Numa Noël et Rudolf avancent, chacun de leur côté, la même ligne de défense : une étude menée l'année dernière par le syndicat mixte des Gorges du Gardon sur le Circaète Jean-le-Blanc, un oiseau protégé. "L'avis n'est pas défavorable", précise l'élu colliassois. Quant aux nuisances sonores, les deux hommes entendent les plaintes. "Je les ferai remonter à la préfecture et aux organisateurs. Dans deux mois aura lieu une réunion pour faire le bilan de cet événement et voir les points d'amélioration possibles", indique l'adjoint au maire de Collias. Pour Rudolf, changer l'orientation de la scène ainsi que le système de son, pourrait résoudre une partie du problème, amplifié selon lui par les conditions météorologiques. "Contrairement à ce qui est dit, nous n'avons pas dépassé les 102 décibels autorisés, nous avons des appareils de contrôle dans nos régies. Mais nous ne sommes pas là pour gêner la population alors nous cherchons des solutions.

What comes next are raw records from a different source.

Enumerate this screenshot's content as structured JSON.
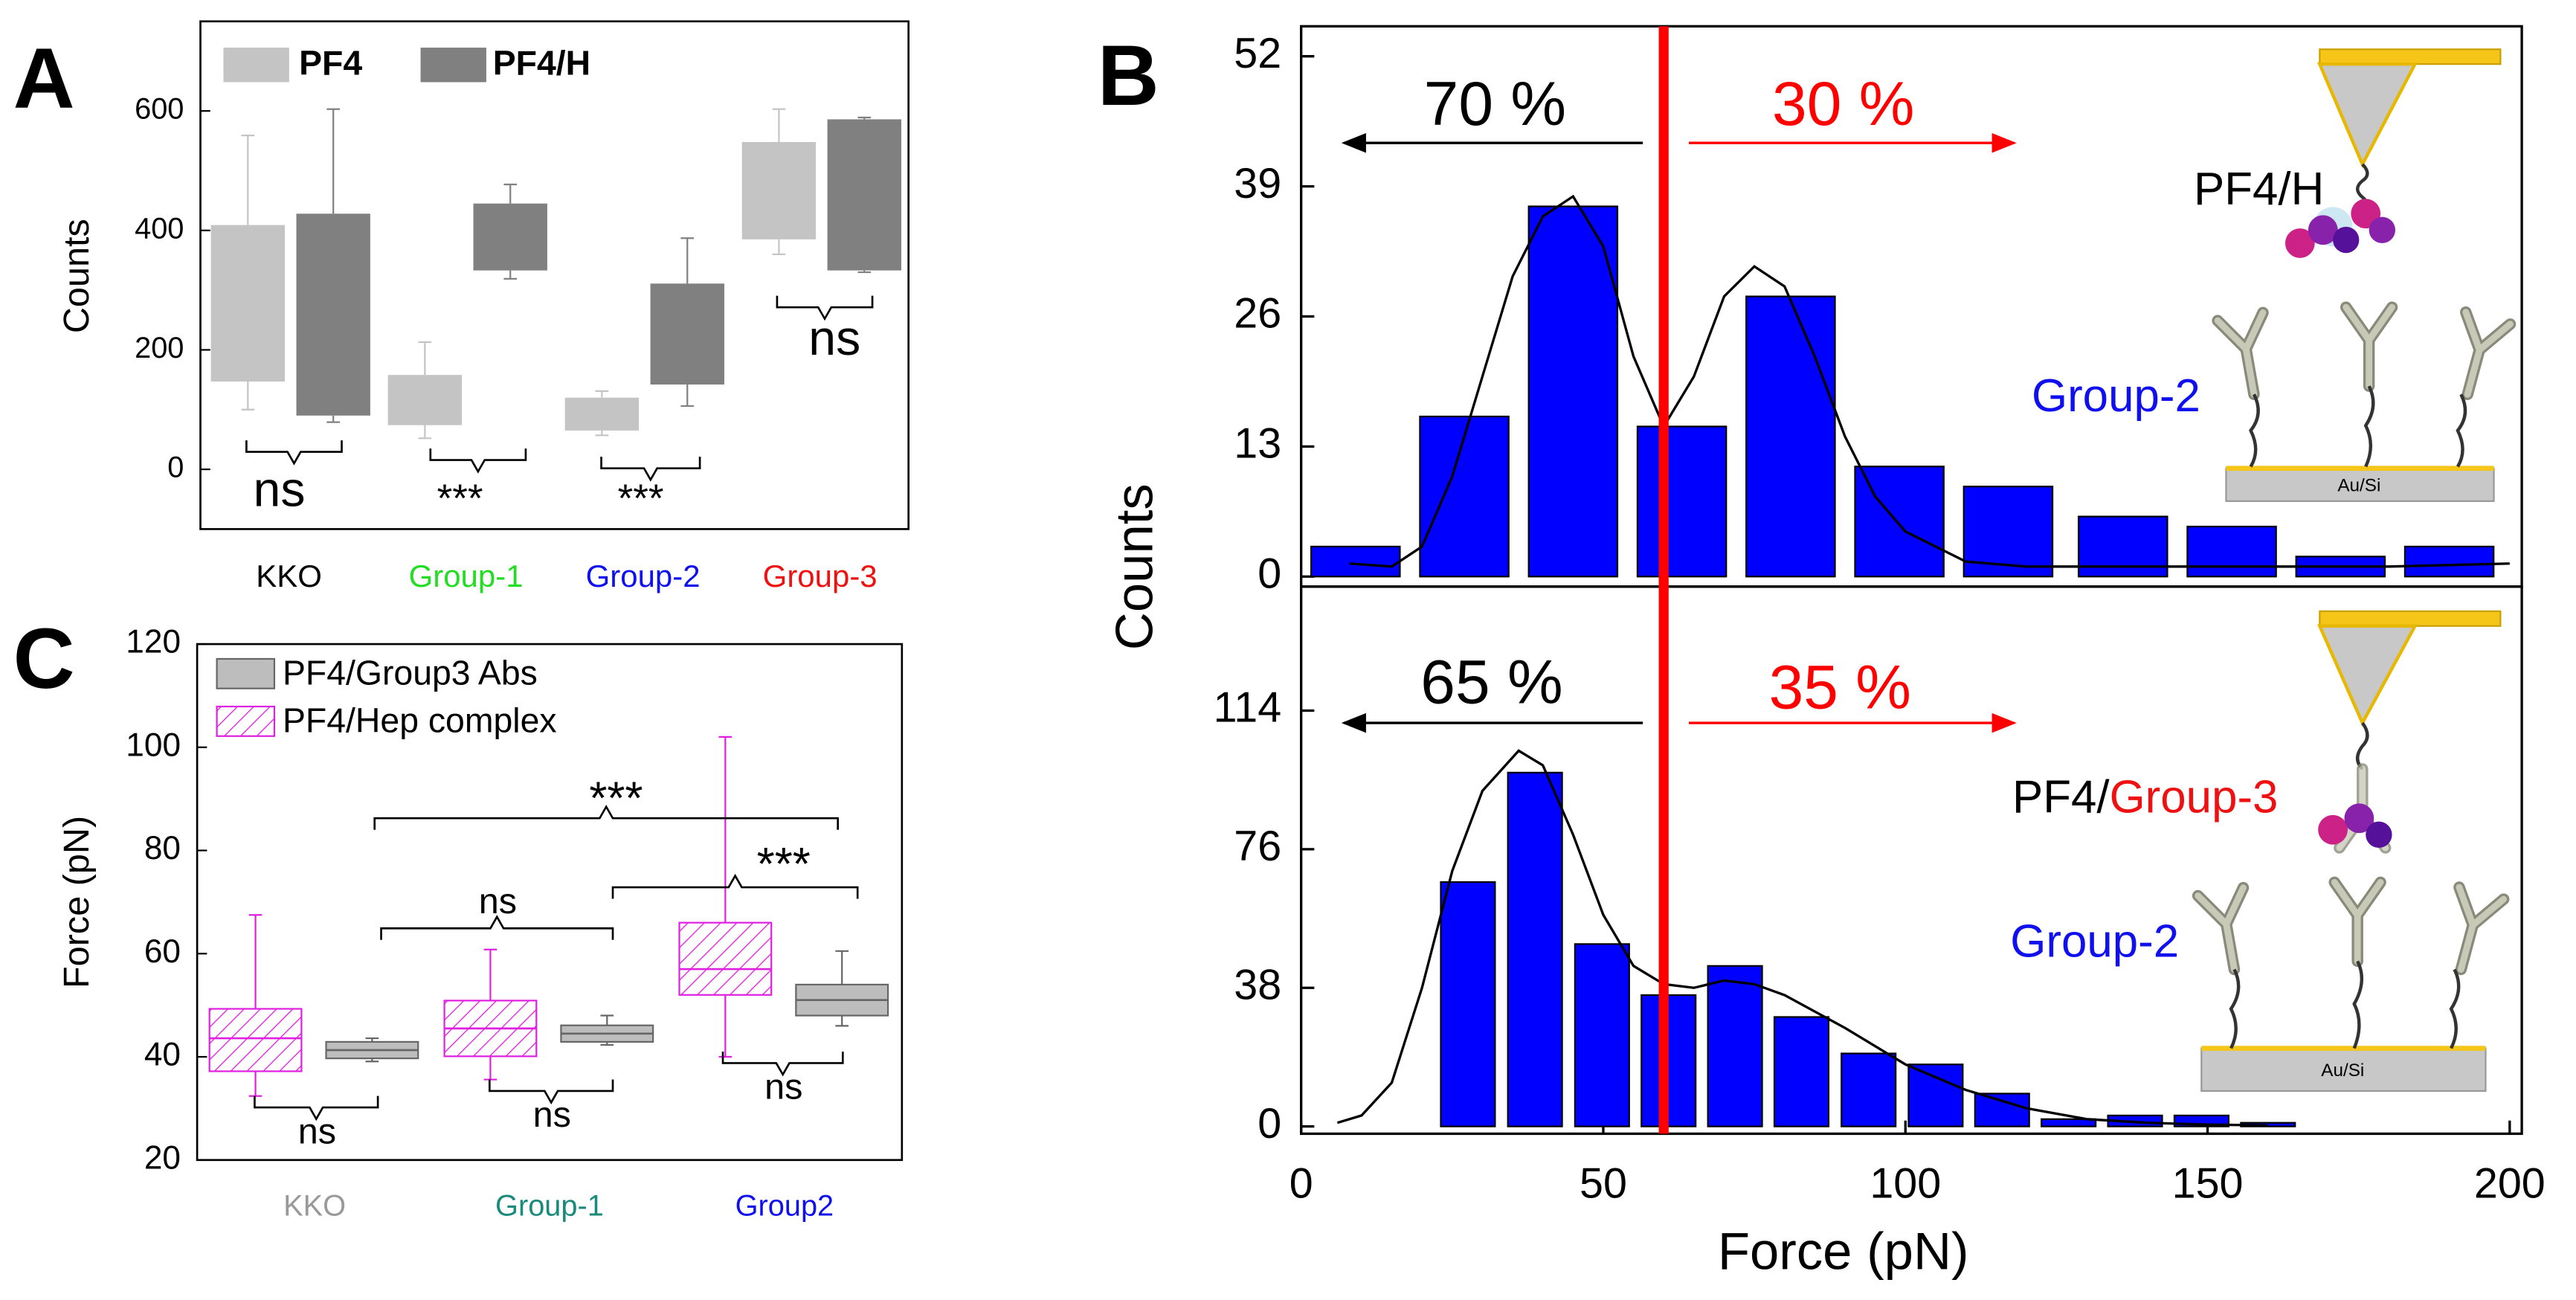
{
  "chart_data": [
    {
      "type": "box",
      "panel_label": "A",
      "ylabel": "Counts",
      "categories": [
        "KKO",
        "Group-1",
        "Group-2",
        "Group-3"
      ],
      "category_colors": [
        "#000000",
        "#22dd22",
        "#1010ee",
        "#ee1111"
      ],
      "ylim": [
        -100,
        750
      ],
      "yticks": [
        0,
        200,
        400,
        600
      ],
      "series": [
        {
          "name": "PF4",
          "color": "#c4c4c4",
          "values": [
            {
              "low": 100,
              "q1": 147,
              "q3": 409,
              "high": 559
            },
            {
              "low": 52,
              "q1": 74,
              "q3": 158,
              "high": 213
            },
            {
              "low": 57,
              "q1": 65,
              "q3": 120,
              "high": 131
            },
            {
              "low": 360,
              "q1": 385,
              "q3": 548,
              "high": 603
            }
          ]
        },
        {
          "name": "PF4/H",
          "color": "#808080",
          "values": [
            {
              "low": 79,
              "q1": 90,
              "q3": 428,
              "high": 603
            },
            {
              "low": 319,
              "q1": 333,
              "q3": 445,
              "high": 477
            },
            {
              "low": 106,
              "q1": 142,
              "q3": 311,
              "high": 387
            },
            {
              "low": 330,
              "q1": 333,
              "q3": 586,
              "high": 589
            }
          ]
        }
      ],
      "annotations": [
        "ns",
        "***",
        "***",
        "ns"
      ]
    },
    {
      "type": "bar",
      "panel_label": "B",
      "xlabel": "Force (pN)",
      "ylabel": "Counts",
      "xlim": [
        0,
        202
      ],
      "xticks": [
        0,
        50,
        100,
        150,
        200
      ],
      "color": "#0000ff",
      "fit_color": "#000000",
      "threshold": 60,
      "threshold_color": "#ff0000",
      "panels": [
        {
          "x": [
            9,
            27,
            45,
            63,
            81,
            99,
            117,
            136,
            154,
            172,
            190
          ],
          "values": [
            3,
            16,
            37,
            15,
            28,
            11,
            9,
            6,
            5,
            2,
            3
          ],
          "ylim": [
            -1,
            55
          ],
          "yticks": [
            0,
            13,
            26,
            39,
            52
          ],
          "fit": {
            "x": [
              8,
              15,
              20,
              25,
              30,
              35,
              40,
              45,
              50,
              55,
              60,
              65,
              70,
              75,
              80,
              85,
              90,
              95,
              100,
              110,
              120,
              140,
              160,
              180,
              200
            ],
            "values": [
              1.3,
              1.0,
              3,
              10,
              20,
              30,
              36,
              38,
              33,
              22,
              15,
              20,
              28,
              31,
              29,
              22,
              14,
              8,
              4.5,
              1.5,
              1,
              1,
              1,
              1,
              1.3
            ]
          },
          "annotations": [
            "70 %",
            "30 %",
            "PF4/H",
            "Group-2",
            "Au/Si"
          ]
        },
        {
          "x": [
            27.6,
            38.7,
            49.8,
            60.8,
            71.8,
            82.8,
            93.9,
            105,
            116,
            127,
            138,
            149,
            160
          ],
          "values": [
            67,
            97,
            50,
            36,
            44,
            30,
            20,
            17,
            9,
            2,
            3,
            3,
            1
          ],
          "ylim": [
            -2,
            148
          ],
          "yticks": [
            0,
            38,
            76,
            114
          ],
          "fit": {
            "x": [
              6,
              10,
              15,
              20,
              25,
              30,
              36,
              40,
              45,
              50,
              55,
              60,
              65,
              70,
              75,
              80,
              90,
              100,
              110,
              120,
              130,
              140,
              150,
              160
            ],
            "values": [
              1,
              3,
              12,
              38,
              70,
              92,
              103,
              99,
              80,
              58,
              44,
              39,
              38,
              40,
              39,
              36,
              27,
              17,
              10,
              5,
              2,
              1,
              0.5,
              0.3
            ]
          },
          "annotations": [
            "65 %",
            "35 %",
            "PF4/",
            "Group-3",
            "Group-2",
            "Au/Si"
          ]
        }
      ]
    },
    {
      "type": "box",
      "panel_label": "C",
      "ylabel": "Force (pN)",
      "categories": [
        "KKO",
        "Group-1",
        "Group2"
      ],
      "category_colors": [
        "#999999",
        "#1a8a7a",
        "#1010ee"
      ],
      "ylim": [
        20,
        120
      ],
      "yticks": [
        20,
        40,
        60,
        80,
        100,
        120
      ],
      "series": [
        {
          "name": "PF4/Group3 Abs",
          "color": "#bdbdbd",
          "values": [
            {
              "low": 39.1,
              "q1": 39.7,
              "median": 41.3,
              "q3": 42.9,
              "high": 43.6
            },
            {
              "low": 42.3,
              "q1": 42.9,
              "median": 44.5,
              "q3": 46.1,
              "high": 48
            },
            {
              "low": 46,
              "q1": 48,
              "median": 51,
              "q3": 54,
              "high": 60.5
            }
          ]
        },
        {
          "name": "PF4/Hep complex",
          "color": "#e020e0",
          "pattern": "hatch",
          "values": [
            {
              "low": 32.4,
              "q1": 37.2,
              "median": 43.6,
              "q3": 49.3,
              "high": 67.5
            },
            {
              "low": 35.6,
              "q1": 40.1,
              "median": 45.5,
              "q3": 50.9,
              "high": 60.8
            },
            {
              "low": 40,
              "q1": 52,
              "median": 57,
              "q3": 66,
              "high": 102
            }
          ]
        }
      ],
      "annotations": [
        "***",
        "ns",
        "***",
        "ns",
        "ns",
        "ns"
      ]
    }
  ]
}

Le festival de musique électronique Son Libre a eu lieu du 18 au 21 mai sur la commune de Collias, à la frontière de Cabrières. Ce mercredi, les organisateurs et bénévoles terminaient de vider et nettoyer les lieux. • Photo : S.Ma

S'installer ailleurs est une option. "Nous avons commencé nos recherches. Ce festival électro est en passe de devenir le plus grand de France, il serait préférable d'être sur un site équipé en eau, en électricité, plus facile d'accès et où les conditions seraient moins rudes, où on serait moins exposé au vent", énumère Rudolf. Et tout cela sur une surface d'au moins 25 hectares et en pleine nature. La tâche s'annonce difficile.